Perhaps one aspect of that subject may deserve a bit more. It is “human mind”.
For instance, your chart (N°39) on the four domains of science (physical, 
biological, social, informational) could contain a 5th component: “humanities” 
in order to explicitly take into account human mind. This because it is a key 
step in the evolution of our universe (energy, matter, life, human mind) that 
cannot be today deduced from the other domains. And also because an 
understanding of human mind could introduce possible evolutions of human 
motivations for the better of mindkind (you remember the evolutionary scenario 
where the proposed interactions of anxiety management with self-consciousness 
introduce possibilities for new understandings on human nature in terms of 
motivations and actions. I think (and hope) that human evolution is not over 
and this is in the direction of sheding some light on a possible maturing of 
human self-consciousness for the better of mankind). 
(http://philpapers.org/rec/MENPFA-3).

[http://philpapers.org/assets/raw/philpapers-plus250.jpg]<http://philpapers.org/rec/MENPFA-3>

Christophe Menant, Proposal for an evolutionary approach 
...<http://philpapers.org/rec/MENPFA-3>
philpapers.org
Christophe Menant (2010). Evolutionary Advantages of Inter-Subjectivity and 
Self-Consciousness Through Improvements of Action Programs (2010). 
Dissertation, Tucson ...



Best
Christophe

________________________________
De : Fis <fis-boun...@listas.unizar.es> de la part de Pedro C. Marijuan 
<pcmarijuan.i...@aragon.es>
Envoyé : jeudi 17 novembre 2016 14:09
À : 'fis'
Objet : [Fis] Intelligence & Meaning & The Brain

Dear FIS Colleagues,

Herewith the dropbox link to the Chengdu's presentation on Intelligence
and the Information Flow (as kindly requested by Christophe and Gordana).
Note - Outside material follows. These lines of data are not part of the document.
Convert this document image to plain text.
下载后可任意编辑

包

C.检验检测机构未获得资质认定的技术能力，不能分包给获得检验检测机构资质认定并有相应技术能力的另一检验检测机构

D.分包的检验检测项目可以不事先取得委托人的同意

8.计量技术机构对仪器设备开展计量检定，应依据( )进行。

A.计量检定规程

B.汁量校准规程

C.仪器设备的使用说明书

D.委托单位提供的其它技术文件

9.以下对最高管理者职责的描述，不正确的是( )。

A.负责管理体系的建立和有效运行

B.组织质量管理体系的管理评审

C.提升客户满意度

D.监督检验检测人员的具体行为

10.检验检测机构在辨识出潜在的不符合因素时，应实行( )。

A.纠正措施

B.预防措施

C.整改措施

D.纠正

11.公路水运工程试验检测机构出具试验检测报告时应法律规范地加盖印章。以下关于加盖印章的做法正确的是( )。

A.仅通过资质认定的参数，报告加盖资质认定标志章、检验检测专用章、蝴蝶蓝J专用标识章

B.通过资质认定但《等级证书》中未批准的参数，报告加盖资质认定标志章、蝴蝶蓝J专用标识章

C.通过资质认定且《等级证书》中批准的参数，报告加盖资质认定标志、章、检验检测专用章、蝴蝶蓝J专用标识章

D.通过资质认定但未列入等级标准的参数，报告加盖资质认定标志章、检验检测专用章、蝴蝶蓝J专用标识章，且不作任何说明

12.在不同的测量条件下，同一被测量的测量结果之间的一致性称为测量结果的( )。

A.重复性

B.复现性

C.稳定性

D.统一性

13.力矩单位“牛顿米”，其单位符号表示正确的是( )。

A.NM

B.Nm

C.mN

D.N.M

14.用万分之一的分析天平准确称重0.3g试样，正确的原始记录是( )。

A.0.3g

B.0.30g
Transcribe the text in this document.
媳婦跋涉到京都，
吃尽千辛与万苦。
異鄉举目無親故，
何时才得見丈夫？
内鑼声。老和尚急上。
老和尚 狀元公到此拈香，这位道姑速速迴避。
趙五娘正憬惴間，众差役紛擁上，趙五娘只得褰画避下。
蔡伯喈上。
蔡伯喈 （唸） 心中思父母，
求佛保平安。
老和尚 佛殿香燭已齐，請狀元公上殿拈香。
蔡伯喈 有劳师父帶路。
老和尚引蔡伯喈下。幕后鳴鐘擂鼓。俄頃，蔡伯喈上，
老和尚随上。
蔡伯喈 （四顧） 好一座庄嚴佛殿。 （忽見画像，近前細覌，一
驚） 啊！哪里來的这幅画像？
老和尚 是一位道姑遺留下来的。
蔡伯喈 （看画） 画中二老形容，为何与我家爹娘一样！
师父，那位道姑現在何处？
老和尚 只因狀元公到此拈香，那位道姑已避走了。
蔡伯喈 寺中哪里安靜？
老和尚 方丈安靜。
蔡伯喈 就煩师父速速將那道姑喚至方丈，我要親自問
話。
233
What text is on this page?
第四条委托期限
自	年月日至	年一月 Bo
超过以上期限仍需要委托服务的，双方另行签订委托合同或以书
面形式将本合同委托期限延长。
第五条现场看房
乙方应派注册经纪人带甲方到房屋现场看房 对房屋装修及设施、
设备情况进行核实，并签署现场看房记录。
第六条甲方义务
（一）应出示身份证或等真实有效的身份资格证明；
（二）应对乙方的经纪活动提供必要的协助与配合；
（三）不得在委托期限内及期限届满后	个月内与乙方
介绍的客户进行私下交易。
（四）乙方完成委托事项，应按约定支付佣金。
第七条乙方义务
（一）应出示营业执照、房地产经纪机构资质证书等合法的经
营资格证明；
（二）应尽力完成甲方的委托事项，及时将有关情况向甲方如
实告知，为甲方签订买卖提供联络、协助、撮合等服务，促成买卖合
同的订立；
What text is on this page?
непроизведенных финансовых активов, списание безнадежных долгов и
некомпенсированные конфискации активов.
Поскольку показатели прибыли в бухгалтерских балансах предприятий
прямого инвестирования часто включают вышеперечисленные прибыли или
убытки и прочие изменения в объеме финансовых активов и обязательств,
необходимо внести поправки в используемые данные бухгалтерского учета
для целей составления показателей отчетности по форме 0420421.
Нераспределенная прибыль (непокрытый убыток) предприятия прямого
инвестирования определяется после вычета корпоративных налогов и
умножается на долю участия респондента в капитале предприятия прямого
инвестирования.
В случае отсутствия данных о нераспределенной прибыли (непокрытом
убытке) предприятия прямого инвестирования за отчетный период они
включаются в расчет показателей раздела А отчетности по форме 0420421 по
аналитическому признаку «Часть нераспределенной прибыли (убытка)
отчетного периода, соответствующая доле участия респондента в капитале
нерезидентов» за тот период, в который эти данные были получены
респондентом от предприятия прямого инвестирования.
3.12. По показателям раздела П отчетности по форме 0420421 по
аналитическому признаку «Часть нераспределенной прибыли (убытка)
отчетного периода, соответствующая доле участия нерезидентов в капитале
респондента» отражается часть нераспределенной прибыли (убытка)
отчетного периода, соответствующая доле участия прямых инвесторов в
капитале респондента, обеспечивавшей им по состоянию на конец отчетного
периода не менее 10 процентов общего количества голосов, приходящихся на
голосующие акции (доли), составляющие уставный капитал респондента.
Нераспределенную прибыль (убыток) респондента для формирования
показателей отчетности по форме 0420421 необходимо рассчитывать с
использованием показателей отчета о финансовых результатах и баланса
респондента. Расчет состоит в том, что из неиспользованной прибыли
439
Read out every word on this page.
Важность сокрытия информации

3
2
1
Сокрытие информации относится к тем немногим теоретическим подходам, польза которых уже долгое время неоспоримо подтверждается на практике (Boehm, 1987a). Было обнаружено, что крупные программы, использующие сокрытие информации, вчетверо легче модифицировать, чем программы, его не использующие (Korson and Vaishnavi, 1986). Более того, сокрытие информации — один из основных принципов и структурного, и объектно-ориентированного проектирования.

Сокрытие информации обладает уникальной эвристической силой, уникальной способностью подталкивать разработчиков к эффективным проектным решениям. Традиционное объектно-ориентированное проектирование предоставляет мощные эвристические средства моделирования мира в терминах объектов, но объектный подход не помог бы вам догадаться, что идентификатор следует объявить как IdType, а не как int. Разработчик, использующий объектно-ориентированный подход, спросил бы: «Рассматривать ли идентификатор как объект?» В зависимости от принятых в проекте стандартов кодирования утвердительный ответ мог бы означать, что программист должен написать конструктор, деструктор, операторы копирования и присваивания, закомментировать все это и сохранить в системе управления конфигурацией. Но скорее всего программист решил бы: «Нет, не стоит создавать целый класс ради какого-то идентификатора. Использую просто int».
https://www.dropbox.com/sh/wslnk41c3lquc55/AADpm_U6xuhm6jHK0esyN-29a?dl=0

About the ongoing exchanges on language and meaning, there could be some
additional arguments to consider:

1. Evolutionary origins of language (Terry can say quite a bit about
that). It is difficult to establish a clear stage into which well formed
oral language would have emerged. That the basis was both gestural
(Susan Goldin Meadow) and emotional utterances seems to be more and more
accepted. Alarm calls for instance in some monkeys contain distinct
sound codes that clearly imply an associated meaning on what is the
specific predator to take care of (aerial, felines, snakes) with
differentiated behavioral escape responses in each case. Pretty more
complex in human protolanguages.
2. Nervous Systems functioning. The action-perception cycle in advanced
mammals would be the engine of information processing and meaning
generation. The advancement of the life cycle would be the source and
sink of the communicative exchanges and the ultimate reference for
meaning. (This connects with the info flows and intelligence of my
presentation).
3. Human "sociotype" maintenance. As the natural social groups of humans
grew out of proportion regarding other Anthropoidea (see Dunbar's
number), a new form of "grooming" and group consensus was established
around language and other emotional utterances (importance of laughter).
Paradoxically, language's meaning becomes downsized to the level of
small talk, just chattering to keep social bonds afloat.  The "social
brain hypothesis" on the origins of language developed by Robin Dunbar
and other scholars points in this direction.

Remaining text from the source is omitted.